Influence of proton and essential histidyl residues on the transport kinetics of the H+/peptide cotransport systems in intestine (PEPT 1) and kidney (PEPT 2).

The mechanism by which H+ alters the kinetics of the H+-coupled peptide transporters PEPT 1 and PEPT 2 was investigated in two different cell lines which differentially express these transporters, namely Caco-2 cells (PEPT 1) and SKPT cells (PEPT 2). The effects of H+ on the affinity and the maximal velocity of Gly-Sar uptake were analyzed in these cells under identical conditions. In both cells, H+ influenced only the maximal velocity of uptake and not the apparent affinity. The effects of H+ on the IC50 values (i.e., concentration necessary to cause 50% inhibition) of the cationic dipeptide Ala-Lys and the anionic dipeptide Ala-Asp for inhibition of Gly-Sar uptake were also investigated. H+ did not change the IC50 value for Ala-Lys but did decrease the IC50 value for Ala-Asp considerably.

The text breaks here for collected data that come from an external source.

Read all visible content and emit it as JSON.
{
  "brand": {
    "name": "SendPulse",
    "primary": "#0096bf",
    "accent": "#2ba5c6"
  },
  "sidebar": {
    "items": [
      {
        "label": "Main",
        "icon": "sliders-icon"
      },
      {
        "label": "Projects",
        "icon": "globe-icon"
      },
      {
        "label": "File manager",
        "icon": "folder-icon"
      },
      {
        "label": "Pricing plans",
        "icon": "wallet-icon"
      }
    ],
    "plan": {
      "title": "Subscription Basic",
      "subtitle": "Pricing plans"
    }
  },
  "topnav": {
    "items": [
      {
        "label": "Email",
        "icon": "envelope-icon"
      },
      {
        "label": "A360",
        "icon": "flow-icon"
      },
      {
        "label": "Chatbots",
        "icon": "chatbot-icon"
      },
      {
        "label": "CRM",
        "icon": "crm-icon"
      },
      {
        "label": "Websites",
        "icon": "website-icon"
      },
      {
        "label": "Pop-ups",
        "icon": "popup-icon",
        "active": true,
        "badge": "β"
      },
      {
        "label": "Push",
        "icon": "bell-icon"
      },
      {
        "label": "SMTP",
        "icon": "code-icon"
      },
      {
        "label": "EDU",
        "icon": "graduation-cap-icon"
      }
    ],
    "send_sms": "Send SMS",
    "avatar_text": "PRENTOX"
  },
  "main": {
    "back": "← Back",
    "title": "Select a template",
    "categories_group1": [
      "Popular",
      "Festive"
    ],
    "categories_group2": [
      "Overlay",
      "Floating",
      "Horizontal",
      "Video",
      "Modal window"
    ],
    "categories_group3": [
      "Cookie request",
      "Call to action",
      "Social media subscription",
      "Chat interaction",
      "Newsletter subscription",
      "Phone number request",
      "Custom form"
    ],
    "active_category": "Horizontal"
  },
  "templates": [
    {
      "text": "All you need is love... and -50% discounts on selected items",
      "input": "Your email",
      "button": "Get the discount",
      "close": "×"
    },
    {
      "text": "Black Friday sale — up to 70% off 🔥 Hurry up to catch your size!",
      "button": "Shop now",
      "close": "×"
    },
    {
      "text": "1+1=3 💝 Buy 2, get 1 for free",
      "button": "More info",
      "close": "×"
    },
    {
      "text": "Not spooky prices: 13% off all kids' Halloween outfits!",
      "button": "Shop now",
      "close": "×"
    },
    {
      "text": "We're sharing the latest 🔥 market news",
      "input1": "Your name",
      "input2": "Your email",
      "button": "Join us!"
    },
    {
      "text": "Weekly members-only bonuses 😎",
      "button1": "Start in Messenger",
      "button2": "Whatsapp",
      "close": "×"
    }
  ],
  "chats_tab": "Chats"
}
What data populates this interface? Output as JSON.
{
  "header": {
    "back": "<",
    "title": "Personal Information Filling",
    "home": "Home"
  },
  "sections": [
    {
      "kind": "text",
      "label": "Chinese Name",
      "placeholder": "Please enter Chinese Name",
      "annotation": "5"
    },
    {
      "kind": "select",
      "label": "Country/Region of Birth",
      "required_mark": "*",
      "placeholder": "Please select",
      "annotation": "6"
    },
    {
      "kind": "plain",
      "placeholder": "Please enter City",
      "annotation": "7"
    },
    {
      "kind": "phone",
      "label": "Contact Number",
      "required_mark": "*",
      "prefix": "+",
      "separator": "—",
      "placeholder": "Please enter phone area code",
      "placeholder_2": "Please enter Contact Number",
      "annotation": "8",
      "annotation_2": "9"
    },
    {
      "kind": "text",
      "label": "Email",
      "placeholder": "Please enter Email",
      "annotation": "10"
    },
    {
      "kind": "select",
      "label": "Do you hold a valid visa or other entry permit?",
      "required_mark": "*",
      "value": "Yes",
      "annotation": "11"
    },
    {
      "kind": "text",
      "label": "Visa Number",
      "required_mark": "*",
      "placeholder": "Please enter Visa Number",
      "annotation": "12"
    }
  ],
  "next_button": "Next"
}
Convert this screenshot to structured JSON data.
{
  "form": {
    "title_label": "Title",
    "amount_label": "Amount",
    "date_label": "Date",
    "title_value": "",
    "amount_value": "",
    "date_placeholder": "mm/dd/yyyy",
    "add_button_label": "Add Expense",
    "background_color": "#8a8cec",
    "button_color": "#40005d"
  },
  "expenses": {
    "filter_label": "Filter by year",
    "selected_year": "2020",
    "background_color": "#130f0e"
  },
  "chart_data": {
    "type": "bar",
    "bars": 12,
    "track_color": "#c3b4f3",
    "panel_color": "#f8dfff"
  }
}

The influence of diethylpyrocarbonate (DEP) on the kinetic parameters of PEPT 1 and PEPT 2 was then studied. Histidyl residues are the most likely amino acid residues involved in H+ binding and translocation in H+-coupled transport systems and DEP is known to chemically modify histidyl residues and block their function. DEP treatment altered the maximal velocity of Gly-Sar uptake but had no effect on its K(t) (Michaelis-Menten constant) or the IC50 values of Ala-Lys or Ala-Asp for the inhibition of Gly-Sar uptake. It is concluded that H+ stimulates PEPT 1 and PEPT 2 primarily by increasing the maximal velocity of the transporters with no detectable influence on the substrate affinity.